Une réaction normale face à un événement traumatique
Selon le psychiatre Nicolas Franck, chef de pôle au centre hospitalier Le Vinatier à Lyon, cette réaction est normale après le traumatisme collectif qu'a représenté le Covid-19. Cependant, il précise que cette anxiété ne repose pas sur des faits objectifs actuels. « Ce contexte de diffusion d'un agent infectieux présente certains points communs avec le début de la crise du Covid-19. Les notions de cas contact, masques, tests PCR, les conférences de presse... tout cela réveille des souvenirs gravés en nous », explique-t-il.
Comment se rassurer face à l'hantavirus ?

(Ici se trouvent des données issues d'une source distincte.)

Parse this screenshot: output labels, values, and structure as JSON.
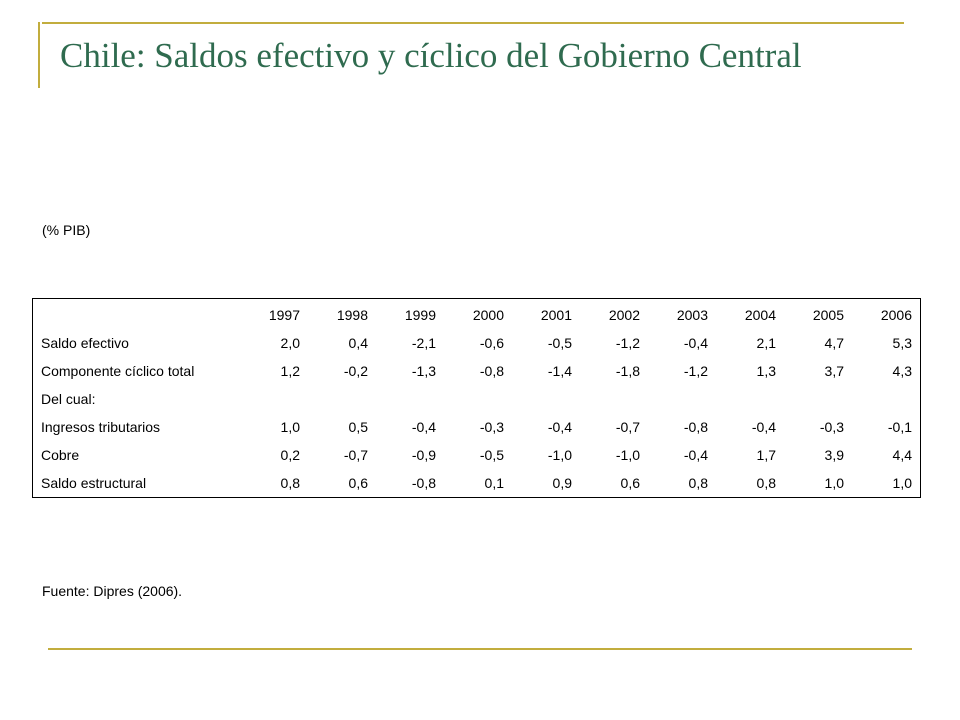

Pour apaiser cette angoisse, Nicolas Franck insiste sur l'importance d'une information claire et complète. Il souligne que les autorités sanitaires et les médias ont un rôle crucial à jouer pour communiquer de manière transparente sur les risques réels et les mesures prises. Il rappelle également que les leçons du Covid-19 ont permis de mieux préparer les systèmes de santé à réagir rapidement face à une menace émergente.
En attendant, il est conseillé de se tourner vers des sources fiables et de limiter l'exposition aux informations anxiogènes. La vigilance est de mise, mais la panique n'est pas justifiée. Les experts continuent de surveiller la situation et d'adapter leurs recommandations en fonction de l'évolution des connaissances sur ce virus.